Section 4: Prognosis
It is reported that the probability of recurrence of stone disease is 20 per cent within one year and up to 50 per cent within 10 years.
Many patients ask about dietary advice to help prevent recurrence. It is important to emphasise the importance of adequate hydration, with recommendation to drink at least two litres per day.
Delayed IVU showing obstruction of left vesicoureteric junction
Various dietary measures have been debated, including the role of dietary calcium.
Curhan et al highlighted the inverse relationship between dietary calcium intake and risk of stone formation.6 In fact, elimination of calcium from the diet is a risk factor for stone formation as there is no calcium present for dietary oxalate to bind to. Therefore oxalate is not excreted, but will accumulate in the kidney, where it precipitates.
Patients should be told that elimination of dairy products from the diet increases the risk of stones, and that a healthy balanced diet is advisable.

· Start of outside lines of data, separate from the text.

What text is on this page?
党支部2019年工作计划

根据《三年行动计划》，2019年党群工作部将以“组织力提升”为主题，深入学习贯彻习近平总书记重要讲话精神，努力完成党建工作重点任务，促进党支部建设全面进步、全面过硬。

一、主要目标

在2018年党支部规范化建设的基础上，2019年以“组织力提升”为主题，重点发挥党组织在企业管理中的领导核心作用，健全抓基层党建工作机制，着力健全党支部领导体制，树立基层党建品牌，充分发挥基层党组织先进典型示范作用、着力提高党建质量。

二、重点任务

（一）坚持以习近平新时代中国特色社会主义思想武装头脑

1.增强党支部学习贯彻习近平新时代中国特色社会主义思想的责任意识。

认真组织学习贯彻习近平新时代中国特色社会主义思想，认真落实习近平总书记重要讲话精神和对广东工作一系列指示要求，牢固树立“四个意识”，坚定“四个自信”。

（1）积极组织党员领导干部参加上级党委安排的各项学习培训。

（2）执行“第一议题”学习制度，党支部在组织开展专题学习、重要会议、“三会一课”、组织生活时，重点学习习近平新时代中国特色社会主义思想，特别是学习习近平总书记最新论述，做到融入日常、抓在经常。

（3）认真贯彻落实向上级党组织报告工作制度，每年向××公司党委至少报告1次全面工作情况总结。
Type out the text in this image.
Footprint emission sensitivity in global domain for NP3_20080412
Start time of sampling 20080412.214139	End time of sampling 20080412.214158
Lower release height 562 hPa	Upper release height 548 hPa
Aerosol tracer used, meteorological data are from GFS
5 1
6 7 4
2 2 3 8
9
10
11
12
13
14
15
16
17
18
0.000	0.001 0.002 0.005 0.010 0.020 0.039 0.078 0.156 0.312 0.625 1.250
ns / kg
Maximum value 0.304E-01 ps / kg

If there is excessive intake of dietary oxalate this should be reduced; foods with a high oxalate content include rhubarb, spinach, cocoa, tea leaves - milky tea is better than black tea as the oxalate is already bound to calcium - and nuts. Again, complete elimination of these products is not necessary, but moderation is advised.
Other evidence for dietary modification supports the restriction of high sodium intake and encourages fruit and vegetable consumption.
Apart from these dietary measures, there are specific metabolic manipulations that can be tried. For example, for stones that are formed in acidic urine (for example, urate or cystine stones), urinary alkalinisation can be performed by the patient titrating their urinary pH to tolerable doses of potassium citrate or sodium bicarbonate.
Citrate is an inhibitor of stone formation, and increasing intake of this (for example, freshly squeezed citrus fruit) may be helpful.
Most patients will not have any obvious underlying metabolic abnormality, however occasionally a biochemical disturbance is detected.
The commonest underlying abnormality is hypercalci-uria, which can be divided into absorptive (increased intestinal absorption), resorptive (for example, with hyperparathyroidism) or renal leak hypercalciuria.
Further evaluation should be performed in a specialist setting, with 24-hour urine collections to measure urine volume and excretion of metabolic consitutents such as calcium, oxalate, urate, citrate and phosphate.
Some stones may be managed conservatively long term, such as a stone in a calyceal diverticulum or lower pole of the kidney, and these patients should undergo surveillance.
1. Scales C D J, Curtis L H, Norris R D et al. Changing gender prevalence of stone disease. J Urol 2007; 177(3): 979-82.
2. Taylor E N, Stampfer M J, Curhan G C. Obesity, weight gain, and the risk of kidney stones. JAMA 2005; 293(4): 455-62.
3. European Society of Urogenital Radiology. ESUR Guidelines on contrast media, Version 6. 2007. www.esur.org/fileadmin/Guidelines/ESUR_2007_Guideline_6_Kern_Ubersicht.p df
4. American Urological Association/European Association of Urology. 2007 Guideline for the Management of Ureteral Calculi. www.uroweb.org/nc/professional-resources/guidelines/online/
5. Hollingsworth J M, Rogers M A, Kaufman S R et al. Medical therapy to facilitate urinary stone passage: a meta-analysis. Lancet 2006; 368 (9542): 1,171-9.
6. Curhan G C, Willett W C, Rimm E B, Stampfer M J. A prospective study of dietary calcium and other nutrients and the risk of symptomatic kidney stones. N Engl J Med 1993; 328(12): 833-8.
- Delvecchio F C, Preminger G M. Medical management of stone disease. Curr Opin Urol 2003; 13(3): 229-33.